Get row contains information about a specific conformation of a molecule, such as its position and energy

In [5]:
row.positions

array([[-3.11646501,  1.89986285,  3.0495241 ],
       [-2.21817165,  1.97908439,  1.99830164],
       [-0.78832964,  1.38052355,  2.12453068],
       [-0.68239071,  1.35022847,  0.59146194],
       [-0.2802637 ,  0.01290723, -0.06247984],
       [-0.13454049,  2.60224892, -0.10084665],
       [-1.05225141,  3.67823066,  0.31274451],
       [-2.31316433,  2.91253363,  0.70081334],
       [-2.28285394,  1.40649469,  0.52789212],
       [-2.71081245,  1.2190427 ,  3.61083382],
       [-0.06270836,  1.91015879,  2.8383502 ],
       [-0.84189361,  0.39963048,  2.46140193],
       [ 0.59547256,  0.09324091, -0.41709544],
       [ 0.841095  ,  2.85777003,  0.14659712],
       [-0.36648051,  2.44966582, -1.20104078],
       [-0.68128343,  4.15640562,  1.1964438 ],
       [-1.29154858,  4.38039313, -0.47507581],
       [-3.24327275,  3.43178577,  0.65829838],
       [-2.81851911,  0.66727706, -0.10936832]])

In [6]:
row.total_energy

-11504.0223943466

It is often convenient to just combine them into an [Atoms object](https://wiki.fysik.dtu.dk/ase/ase/atoms.html) we can manipulate easily.

In [7]:
atoms = row.toatoms()
atoms

Atoms(symbols='OC3OC4H10', pbc=False)

## Computing new Energies
We can use the Atoms object from each row to compute new properties, such as by using the interatomic potential from TorchANI to generate a different energy.

In [8]:
calc = torchani.models.ANI2x().ase()

  return _VF.cartesian_prod(tensors)  # type: ignore[attr-defined]


In [9]:
new_energy = calc.get_potential_energy(atoms)
print(f'The DFT energy for this geometry is {row.total_energy:.2f} and the ANI energy is {new_energy:.2f}')

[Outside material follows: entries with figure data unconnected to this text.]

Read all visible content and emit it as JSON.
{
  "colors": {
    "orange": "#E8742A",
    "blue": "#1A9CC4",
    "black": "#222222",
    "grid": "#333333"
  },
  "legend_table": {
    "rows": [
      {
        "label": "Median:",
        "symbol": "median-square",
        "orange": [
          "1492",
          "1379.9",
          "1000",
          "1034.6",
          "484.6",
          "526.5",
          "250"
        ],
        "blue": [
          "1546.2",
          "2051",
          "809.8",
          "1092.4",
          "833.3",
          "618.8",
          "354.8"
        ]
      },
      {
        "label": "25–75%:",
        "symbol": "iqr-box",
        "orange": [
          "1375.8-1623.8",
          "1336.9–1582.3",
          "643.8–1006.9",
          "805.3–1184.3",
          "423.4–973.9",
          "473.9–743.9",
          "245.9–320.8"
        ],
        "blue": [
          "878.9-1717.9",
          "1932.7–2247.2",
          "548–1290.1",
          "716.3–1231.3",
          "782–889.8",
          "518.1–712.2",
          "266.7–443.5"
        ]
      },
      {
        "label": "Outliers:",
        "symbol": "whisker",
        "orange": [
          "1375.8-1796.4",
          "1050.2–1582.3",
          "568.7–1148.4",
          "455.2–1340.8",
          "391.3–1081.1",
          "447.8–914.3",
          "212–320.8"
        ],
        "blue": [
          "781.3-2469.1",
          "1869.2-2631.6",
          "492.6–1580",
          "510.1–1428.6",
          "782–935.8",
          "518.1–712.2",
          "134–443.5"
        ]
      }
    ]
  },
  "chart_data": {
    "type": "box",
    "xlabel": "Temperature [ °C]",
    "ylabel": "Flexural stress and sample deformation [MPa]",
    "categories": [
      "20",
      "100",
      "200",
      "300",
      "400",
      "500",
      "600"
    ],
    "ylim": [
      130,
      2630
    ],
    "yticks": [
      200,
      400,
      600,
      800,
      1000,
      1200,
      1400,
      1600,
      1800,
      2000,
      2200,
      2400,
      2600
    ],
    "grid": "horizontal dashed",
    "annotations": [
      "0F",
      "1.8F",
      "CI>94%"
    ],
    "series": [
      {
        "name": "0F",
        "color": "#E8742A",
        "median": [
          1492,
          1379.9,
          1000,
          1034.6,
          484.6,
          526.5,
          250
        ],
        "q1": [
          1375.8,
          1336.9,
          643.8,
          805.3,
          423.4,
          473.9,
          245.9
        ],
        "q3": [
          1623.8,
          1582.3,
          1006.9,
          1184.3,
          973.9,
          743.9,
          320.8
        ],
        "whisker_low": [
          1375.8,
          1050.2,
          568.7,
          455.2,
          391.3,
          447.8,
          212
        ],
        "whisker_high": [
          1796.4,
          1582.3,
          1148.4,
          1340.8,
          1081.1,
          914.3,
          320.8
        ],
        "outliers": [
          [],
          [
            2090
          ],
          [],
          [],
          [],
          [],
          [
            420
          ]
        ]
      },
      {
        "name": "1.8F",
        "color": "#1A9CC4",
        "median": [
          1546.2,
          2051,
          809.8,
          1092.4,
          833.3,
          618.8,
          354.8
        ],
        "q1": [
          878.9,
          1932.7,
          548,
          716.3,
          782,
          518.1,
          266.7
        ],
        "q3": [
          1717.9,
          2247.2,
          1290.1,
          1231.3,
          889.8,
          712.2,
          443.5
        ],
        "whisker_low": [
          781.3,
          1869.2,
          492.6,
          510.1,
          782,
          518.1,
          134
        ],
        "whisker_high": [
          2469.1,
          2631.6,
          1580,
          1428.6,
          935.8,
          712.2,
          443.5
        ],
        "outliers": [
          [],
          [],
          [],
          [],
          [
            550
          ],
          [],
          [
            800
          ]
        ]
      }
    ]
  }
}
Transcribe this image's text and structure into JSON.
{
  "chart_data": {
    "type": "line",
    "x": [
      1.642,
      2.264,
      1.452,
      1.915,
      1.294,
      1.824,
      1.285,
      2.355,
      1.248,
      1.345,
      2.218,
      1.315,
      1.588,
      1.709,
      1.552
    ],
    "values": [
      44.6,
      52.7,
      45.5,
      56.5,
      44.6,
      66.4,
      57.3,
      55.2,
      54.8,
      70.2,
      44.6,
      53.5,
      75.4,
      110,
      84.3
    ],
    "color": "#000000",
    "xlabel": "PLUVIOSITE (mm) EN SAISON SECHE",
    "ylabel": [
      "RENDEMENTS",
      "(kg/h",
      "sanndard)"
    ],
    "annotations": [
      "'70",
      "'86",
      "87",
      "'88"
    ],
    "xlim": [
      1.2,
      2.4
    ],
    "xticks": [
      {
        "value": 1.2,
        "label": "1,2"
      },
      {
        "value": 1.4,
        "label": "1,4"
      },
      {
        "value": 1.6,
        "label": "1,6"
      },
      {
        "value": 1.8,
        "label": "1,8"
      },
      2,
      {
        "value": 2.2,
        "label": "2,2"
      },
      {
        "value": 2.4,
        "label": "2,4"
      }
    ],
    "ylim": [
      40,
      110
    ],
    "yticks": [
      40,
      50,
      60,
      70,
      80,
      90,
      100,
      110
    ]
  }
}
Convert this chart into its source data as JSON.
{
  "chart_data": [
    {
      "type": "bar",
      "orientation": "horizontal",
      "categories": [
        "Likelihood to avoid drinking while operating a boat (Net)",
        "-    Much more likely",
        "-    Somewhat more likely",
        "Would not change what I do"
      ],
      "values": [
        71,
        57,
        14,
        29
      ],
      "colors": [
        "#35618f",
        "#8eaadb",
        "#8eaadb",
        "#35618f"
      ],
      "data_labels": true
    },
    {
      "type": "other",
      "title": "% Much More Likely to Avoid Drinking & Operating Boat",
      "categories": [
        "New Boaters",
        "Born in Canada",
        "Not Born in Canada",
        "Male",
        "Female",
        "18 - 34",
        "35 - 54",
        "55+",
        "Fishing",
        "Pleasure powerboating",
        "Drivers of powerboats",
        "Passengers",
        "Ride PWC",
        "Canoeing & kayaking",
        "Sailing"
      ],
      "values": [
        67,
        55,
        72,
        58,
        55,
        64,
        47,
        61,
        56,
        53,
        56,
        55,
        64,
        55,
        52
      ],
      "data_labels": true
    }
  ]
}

The DFT energy for this geometry is -11504.02 and the ANI energy is -11509.91


  dtype=self.dtype, device=self.device)
  pair_sizes = counts * (counts - 1) // 2


## Combining it together
Let's make a big array where we store all of energies

In [10]:
data = []
for row in tqdm(db.select(limit=1000), total=db.count()):  # Remove limit if you want to read the whole dataset
    # Skip a certain proportion of the entries
    if random() < select_fraction:
        continue
        
    # For those we don't skip, compute a new energy
    atoms = row.toatoms()
    ani_energy = calc.get_potential_energy(atoms)
    
    # Save them to a list
    data.append({
        'atoms': atoms,
        'ani_energy': ani_energy,
        'dft_energy': row.total_energy
    })

  0%|▍                                                                                                                                                                                              | 1000/404000 [00:08<58:15, 115.30it/s]


In [11]:
data = pd.DataFrame(data)

Now safe it to disk in Pickle format so that we can read them in later

In [12]:
data.to_pickle('train_data.pkl.gz')  # ".gz" means that Pandas will compress this data for you (it's really nice!)